1. The problem statement, all variables and given/known data

$$\lim_{u \to 1} \frac {(u-1)^{3}}{u^{-1}-u^{2}+3u-3}$$

3. The attempt at a solution

So the first derivative is:

$$\lim_{u \to 1} \frac {3(u-1)^{2}}{-u^{-2}-2u+3}$$

this limit also gives a 0/0 situation so take the derivative again:

$$\lim_{u \to 1} \frac{6(u-1)}{2u^{-3}-2}$$

and this limit as well gives a 0/0 again, so would I do it again? or whats the next step? The book doesn't give me any instruction to this situation just to the 2nd derivative.

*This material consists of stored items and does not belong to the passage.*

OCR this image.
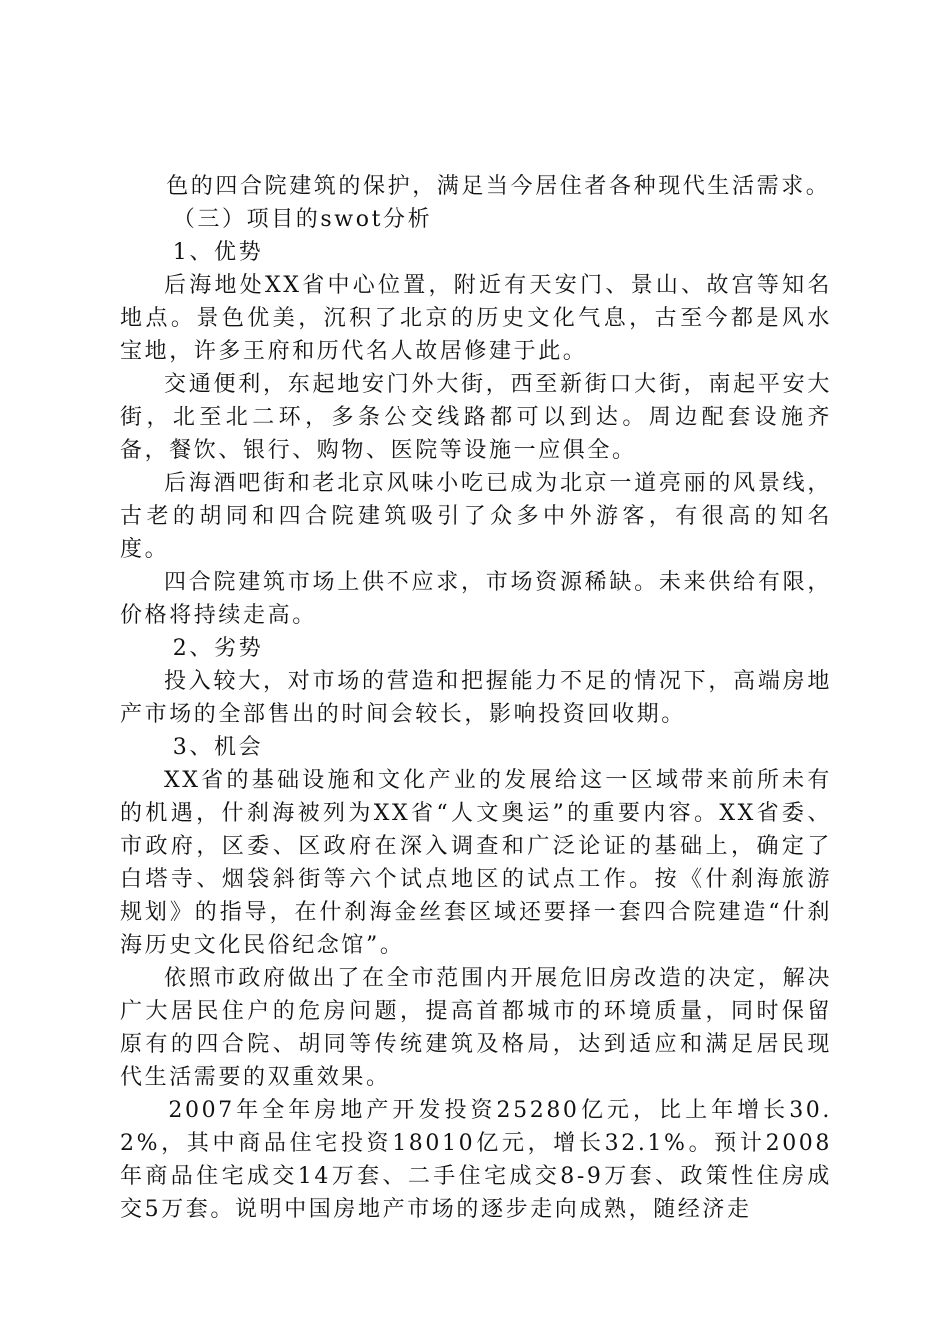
色的四合院建筑的保护，满足当今居住者各种现代生活需求。

（三）项目的swot分析

1、优势

后海地处XX省中心位置，附近有天安门、景山、故宫等知名地点。景色优美，沉积了北京的历史文化气息，古至今都是风水宝地，许多王府和历代名人故居修建于此。

交通便利，东起地安门外大街，西至新街口大街，南起平安大街，北至北二环，多条公交线路都可以到达。周边配套设施齐备，餐饮、银行、购物、医院等设施一应俱全。

后海酒吧街和老北京风味小吃已成为北京一道亮丽的风景线，古老的胡同和四合院建筑吸引了众多中外游客，有很高的知名度。

四合院建筑市场上供不应求，市场资源稀缺。未来供给有限，价格将持续走高。

2、劣势

投入较大，对市场的营造和把握能力不足的情况下，高端房地产市场的全部售出的时间会较长，影响投资回收期。

3、机会

XX省的基础设施和文化产业的发展给这一区域带来前所未有的机遇，什刹海被列为XX省“人文奥运”的重要内容。XX省委、市政府，区委、区政府在深入调查和广泛论证的基础上，确定了白塔寺、烟袋斜街等六个试点地区的试点工作。按《什刹海旅游规划》的指导，在什刹海金丝套区域还要择一套四合院建造“什刹海历史文化民俗纪念馆”。

依照市政府做出了在全市范围内开展危旧房改造的决定，解决广大居民住户的危房问题，提高首都城市的环境质量，同时保留原有的四合院、胡同等传统建筑及格局，达到适应和满足居民现代生活需要的双重效果。

2007年全年房地产开发投资25280亿元，比上年增长30.2%，其中商品住宅投资18010亿元，增长32.1%。预计2008年商品住宅成交14万套、二手住宅成交8-9万套、政策性住房成交5万套。说明中国房地产市场的逐步走向成熟，随经济走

If I do take the derivative again it is -1, is that correct?

2. May 19, 2010

### gabbagabbahey

There's no need to use L'Hopital's rule here. Just start by multiplying both numerator and denominator by $u$, and then factor the denominator (you already know $u=1$ is a factor, so it should be easy)

3. May 19, 2010

### Asphyxiated

right well its from the section in my book to learn l'hopital's rule, so that is why I am using it here.

4. May 19, 2010

### gabbagabbahey

In that case, yes, just differentiate one more time to get -1.